Almost all GC tuning guidelines for server applications recommend
setting Xms = Xmx.
For example:
https://docs.oracle.com/en/java/javase/11/gctuning/factors-affecting-garbage-collection-performance.html#GUID-B0BFEFCB-F045-4105-BFA4-C97DE81DAC5B
https://docs.oracle.com/middleware/12213/wls/PERFM/jvm_tuning.htm#PERFM160
Thus most production services have set them to the same value.

>From experience with CMS, setting a smaller Xms would increase startup
time and GC overhead after startup.
CMS could shrink and re-expand the heap over and over, causing
unnecessary GC overhead.
Basically the extra memory saving hardly justifies the extra GC overhead.
The DeallocateHeapPages feature strikes a better balance between
memory saving and overhead for reusing pages marked as MADV_DONTNEED.

Perhaps the situation in G1 is better than in CMS, that Xms != Xmx
does not cost much more GC overhead?
Probably we'd need JDK-6490394 backported to JDK11 to have more memory
saving for production services running JDK11?
If Xms != Xmx and this JEP addresses the memory saving and GC overhead
balance, we are happy to advise users set a smaller Xms or not set it
at all for G1, and deprecate DeallocateHeapPages.

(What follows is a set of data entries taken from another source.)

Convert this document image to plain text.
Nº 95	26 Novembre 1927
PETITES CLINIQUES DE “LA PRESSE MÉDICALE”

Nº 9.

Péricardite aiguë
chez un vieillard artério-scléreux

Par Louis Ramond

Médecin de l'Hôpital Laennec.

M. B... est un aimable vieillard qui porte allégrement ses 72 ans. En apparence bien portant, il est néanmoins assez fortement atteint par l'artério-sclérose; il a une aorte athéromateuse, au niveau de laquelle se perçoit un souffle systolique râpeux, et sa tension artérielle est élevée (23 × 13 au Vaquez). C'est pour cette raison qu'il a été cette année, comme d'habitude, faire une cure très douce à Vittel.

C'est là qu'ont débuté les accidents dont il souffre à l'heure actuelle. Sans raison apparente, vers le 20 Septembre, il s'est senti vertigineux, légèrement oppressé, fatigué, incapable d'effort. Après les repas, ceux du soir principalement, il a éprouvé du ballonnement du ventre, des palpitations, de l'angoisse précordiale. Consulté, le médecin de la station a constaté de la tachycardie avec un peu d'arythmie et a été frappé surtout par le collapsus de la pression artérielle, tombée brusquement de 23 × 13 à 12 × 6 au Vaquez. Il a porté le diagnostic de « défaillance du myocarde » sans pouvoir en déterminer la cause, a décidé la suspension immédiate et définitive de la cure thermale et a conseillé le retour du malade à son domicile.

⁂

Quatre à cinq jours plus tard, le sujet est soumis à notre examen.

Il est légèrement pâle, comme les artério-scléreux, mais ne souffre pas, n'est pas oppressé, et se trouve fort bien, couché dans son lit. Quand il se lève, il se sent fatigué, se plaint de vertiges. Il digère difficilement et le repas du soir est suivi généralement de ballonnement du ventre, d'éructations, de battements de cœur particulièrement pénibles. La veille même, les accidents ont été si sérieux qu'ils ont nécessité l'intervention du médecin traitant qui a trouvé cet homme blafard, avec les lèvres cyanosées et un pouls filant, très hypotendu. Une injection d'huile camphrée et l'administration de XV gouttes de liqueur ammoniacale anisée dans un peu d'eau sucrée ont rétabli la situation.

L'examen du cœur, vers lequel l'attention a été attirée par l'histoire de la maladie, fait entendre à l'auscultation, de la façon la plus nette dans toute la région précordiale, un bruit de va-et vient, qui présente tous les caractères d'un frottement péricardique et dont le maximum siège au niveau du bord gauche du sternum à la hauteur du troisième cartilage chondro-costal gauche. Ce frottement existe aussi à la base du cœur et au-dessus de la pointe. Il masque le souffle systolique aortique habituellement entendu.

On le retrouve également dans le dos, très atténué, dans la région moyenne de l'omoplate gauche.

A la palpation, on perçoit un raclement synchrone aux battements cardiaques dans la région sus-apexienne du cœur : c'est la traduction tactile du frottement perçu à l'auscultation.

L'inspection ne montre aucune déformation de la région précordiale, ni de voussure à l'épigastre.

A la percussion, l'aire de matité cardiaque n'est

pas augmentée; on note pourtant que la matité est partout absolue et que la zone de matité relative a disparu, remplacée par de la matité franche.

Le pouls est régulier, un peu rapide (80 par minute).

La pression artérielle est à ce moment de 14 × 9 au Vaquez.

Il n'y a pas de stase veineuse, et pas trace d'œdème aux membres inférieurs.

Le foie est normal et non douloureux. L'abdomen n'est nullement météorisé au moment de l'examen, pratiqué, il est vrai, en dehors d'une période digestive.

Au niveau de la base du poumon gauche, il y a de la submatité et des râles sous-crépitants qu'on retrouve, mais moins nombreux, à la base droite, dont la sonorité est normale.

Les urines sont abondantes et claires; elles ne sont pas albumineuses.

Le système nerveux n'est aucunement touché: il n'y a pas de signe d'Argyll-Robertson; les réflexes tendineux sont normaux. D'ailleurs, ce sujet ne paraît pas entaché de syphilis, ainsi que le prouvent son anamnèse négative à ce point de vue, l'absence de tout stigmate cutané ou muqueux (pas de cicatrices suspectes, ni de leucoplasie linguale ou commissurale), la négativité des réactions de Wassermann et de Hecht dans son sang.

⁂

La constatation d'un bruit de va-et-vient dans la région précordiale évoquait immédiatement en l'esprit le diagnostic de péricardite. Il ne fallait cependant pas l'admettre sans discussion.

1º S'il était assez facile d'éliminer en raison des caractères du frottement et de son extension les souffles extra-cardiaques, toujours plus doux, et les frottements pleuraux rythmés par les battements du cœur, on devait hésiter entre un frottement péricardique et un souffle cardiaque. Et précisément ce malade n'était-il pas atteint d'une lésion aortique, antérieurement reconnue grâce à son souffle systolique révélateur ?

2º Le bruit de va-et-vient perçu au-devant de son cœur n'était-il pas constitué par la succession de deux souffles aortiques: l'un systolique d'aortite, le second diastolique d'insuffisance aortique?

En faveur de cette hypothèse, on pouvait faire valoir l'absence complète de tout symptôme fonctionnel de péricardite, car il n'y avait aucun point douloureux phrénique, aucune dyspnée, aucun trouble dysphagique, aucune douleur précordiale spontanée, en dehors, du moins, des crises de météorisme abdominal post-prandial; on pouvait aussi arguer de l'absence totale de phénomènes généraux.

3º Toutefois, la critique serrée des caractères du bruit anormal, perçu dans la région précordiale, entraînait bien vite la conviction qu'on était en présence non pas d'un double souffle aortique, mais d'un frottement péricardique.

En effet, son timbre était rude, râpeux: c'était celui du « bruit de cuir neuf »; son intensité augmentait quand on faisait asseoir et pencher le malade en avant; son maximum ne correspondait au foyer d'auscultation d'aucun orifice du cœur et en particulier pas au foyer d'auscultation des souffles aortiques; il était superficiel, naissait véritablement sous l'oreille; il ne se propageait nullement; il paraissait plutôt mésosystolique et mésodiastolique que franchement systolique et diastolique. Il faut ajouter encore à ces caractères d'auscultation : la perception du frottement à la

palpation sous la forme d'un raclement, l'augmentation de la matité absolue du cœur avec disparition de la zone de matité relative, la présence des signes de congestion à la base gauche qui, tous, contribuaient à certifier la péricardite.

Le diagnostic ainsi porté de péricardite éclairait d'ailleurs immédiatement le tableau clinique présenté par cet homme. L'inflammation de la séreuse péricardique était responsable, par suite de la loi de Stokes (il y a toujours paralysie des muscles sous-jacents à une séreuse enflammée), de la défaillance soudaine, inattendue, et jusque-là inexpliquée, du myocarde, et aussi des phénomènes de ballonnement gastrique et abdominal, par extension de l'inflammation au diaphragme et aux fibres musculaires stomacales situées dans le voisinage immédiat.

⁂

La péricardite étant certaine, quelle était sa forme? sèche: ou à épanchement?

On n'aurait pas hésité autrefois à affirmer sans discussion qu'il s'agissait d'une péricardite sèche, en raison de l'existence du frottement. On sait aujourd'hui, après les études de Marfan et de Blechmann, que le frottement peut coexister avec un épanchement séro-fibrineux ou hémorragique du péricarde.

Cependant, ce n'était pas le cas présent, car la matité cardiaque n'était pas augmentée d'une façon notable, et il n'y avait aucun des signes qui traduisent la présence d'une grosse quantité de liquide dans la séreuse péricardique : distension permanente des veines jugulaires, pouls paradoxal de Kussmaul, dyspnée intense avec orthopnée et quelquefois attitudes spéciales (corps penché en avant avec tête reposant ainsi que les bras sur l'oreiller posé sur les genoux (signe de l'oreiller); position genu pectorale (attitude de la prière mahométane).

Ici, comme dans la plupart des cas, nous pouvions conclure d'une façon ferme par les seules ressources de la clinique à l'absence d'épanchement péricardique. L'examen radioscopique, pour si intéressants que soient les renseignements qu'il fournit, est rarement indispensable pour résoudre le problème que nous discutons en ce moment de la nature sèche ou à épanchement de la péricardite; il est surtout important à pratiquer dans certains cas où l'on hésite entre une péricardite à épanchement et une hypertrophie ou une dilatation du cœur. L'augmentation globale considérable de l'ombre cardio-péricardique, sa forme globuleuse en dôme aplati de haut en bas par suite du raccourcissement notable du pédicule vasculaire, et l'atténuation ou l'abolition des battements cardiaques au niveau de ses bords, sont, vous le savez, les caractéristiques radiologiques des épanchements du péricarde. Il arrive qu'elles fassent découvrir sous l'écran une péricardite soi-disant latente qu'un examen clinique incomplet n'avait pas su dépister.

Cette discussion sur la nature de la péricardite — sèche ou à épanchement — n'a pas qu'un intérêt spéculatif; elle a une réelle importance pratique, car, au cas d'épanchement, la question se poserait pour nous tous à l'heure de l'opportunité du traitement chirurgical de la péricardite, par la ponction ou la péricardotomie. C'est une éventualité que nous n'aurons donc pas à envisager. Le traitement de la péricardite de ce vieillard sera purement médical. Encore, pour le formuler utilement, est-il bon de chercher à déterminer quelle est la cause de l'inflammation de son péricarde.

> That is a very non-standard way of defining mutator utilization, but
> some of the terms are not clearly defined :)
> From what I understand, the formula in the end just reduces to periodic
> old gen collections regardless of other activity (e.g. it does not take
> minor gc into account apparently).
> ...

Discussion for mutator utilization will probably get initiated in a
separate thread after we collect more production performance data.
Wessam will be a better contact for mutator utilization.

> > It is orthogonal to G1UseAdaptiveIHOP to control when to start a
> > concurrent cycle. We also found it is useful to reduce GC cost in
> > production workload by setting a higher minimum bound to prevent
> > concurrent cycles.
> I did not get that paragraph, you need to explain this in more detail
> :)
Mutator utilization considers frequency of concurrent collections,
rather than heap occupancy.
The second sentence is basically a case for this previous sentence:
"If mutator utilization is too low (e.g., <40%), it can be used to
prevent concurrent collection from happening."
Concurrent collections could be too frequent or wasteful, for example
JDK-8163579, and mutator utilization can prevent such cases.